Having served as a major gifts fundraiser since leaving Shimer in 2000, let me first point out that a cardinal rule of fundraising is not to accept money that comes with strings attached. Since it was stated at the Assembly that this agreement exists and that it was signed by Rice, his action in doing so is both regretable and censurable. His Shimer legacy will include his major responsibility for the college’s current plight.
But since it is unlikely that the $190,000 can be returned and the agreement renounced, Shimer is in fact contractually obligated to meet its terms.
Reports from the Board of Trustees meeting on Saturday 20 February indicate that Parker disclosed this agreement for the first time, three years after it was made. That this was done in order to compel passage by the trustees of Lindsay’s proposed mission statement constituted legalized blackmail (whether or not Lindsay’s mission statement itself satisfies the contract).

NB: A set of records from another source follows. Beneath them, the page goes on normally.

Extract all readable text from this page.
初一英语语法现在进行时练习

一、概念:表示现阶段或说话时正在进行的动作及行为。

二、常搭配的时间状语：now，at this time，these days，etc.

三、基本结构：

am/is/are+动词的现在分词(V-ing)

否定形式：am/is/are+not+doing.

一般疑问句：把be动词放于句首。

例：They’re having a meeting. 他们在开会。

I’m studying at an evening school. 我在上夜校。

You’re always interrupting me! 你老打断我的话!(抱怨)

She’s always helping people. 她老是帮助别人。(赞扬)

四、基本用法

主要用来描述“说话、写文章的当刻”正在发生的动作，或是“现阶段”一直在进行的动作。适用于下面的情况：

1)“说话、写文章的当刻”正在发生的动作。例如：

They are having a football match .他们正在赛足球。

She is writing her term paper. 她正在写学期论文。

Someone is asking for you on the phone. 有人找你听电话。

The principle point I want to present here is that such a move on Parker’s part is both reprehensible and part of the zeitgeist. Our current national politics are dominated by a widening chasm between what is moral or ethical and what is legal. The corporate state, under the nominal control of the dysfunctional two-party system, determines the major initiatives of the executive, legislative, and judicial branches of government. As Gore Vidal has pointed out, without much exaggeration, what the US and England have in common is one political party with two right wings.
Since the corporatists are a minority, central to their system of control is the need to legalize their own depredations while criminalizing those who oppose them. Here is a short list by way of illustration:
- Bush and many in his administration plunge us into war in Iraq and Afghanistan based on lies. They are war criminals, but the war is legal.
- Clinton passes NAFTA, legalizing the systematic immiseration of Mexico’s peasant farmers by American agribusiness and then declares that those who come to the US seeking their basic human rights to food, shelter, and work are illegal immigrants.
- Banks and financial institutions arrange for the repeal of the Glass-Steagall Act, thereby making legal our present economic debacle. The consequent suffering, degradation, and misery visited on our country and worldwide will result, we may assume, in none of those responsible being incarcerated. Bernie Madoff serves as a scapegoat. Those who cannot pay their mortgages or become homeless are criminalized.
- The long-pursued objective of the right wing to repeal Roosevelt’s New Deal is being implemented as state legislatures from Springfield to Sacramento are forced to make draconian cuts due to the legal requirment to balance their budgets. (Recommended reading: Naomi Klein’s The Shock Doctrine: The Rise of Disaster Capitalism.)
- Health care companies and insurers are permitted legally to deprive millions of citizens of the basic right to healthcare, cause suffering and death, and enjoy their profits.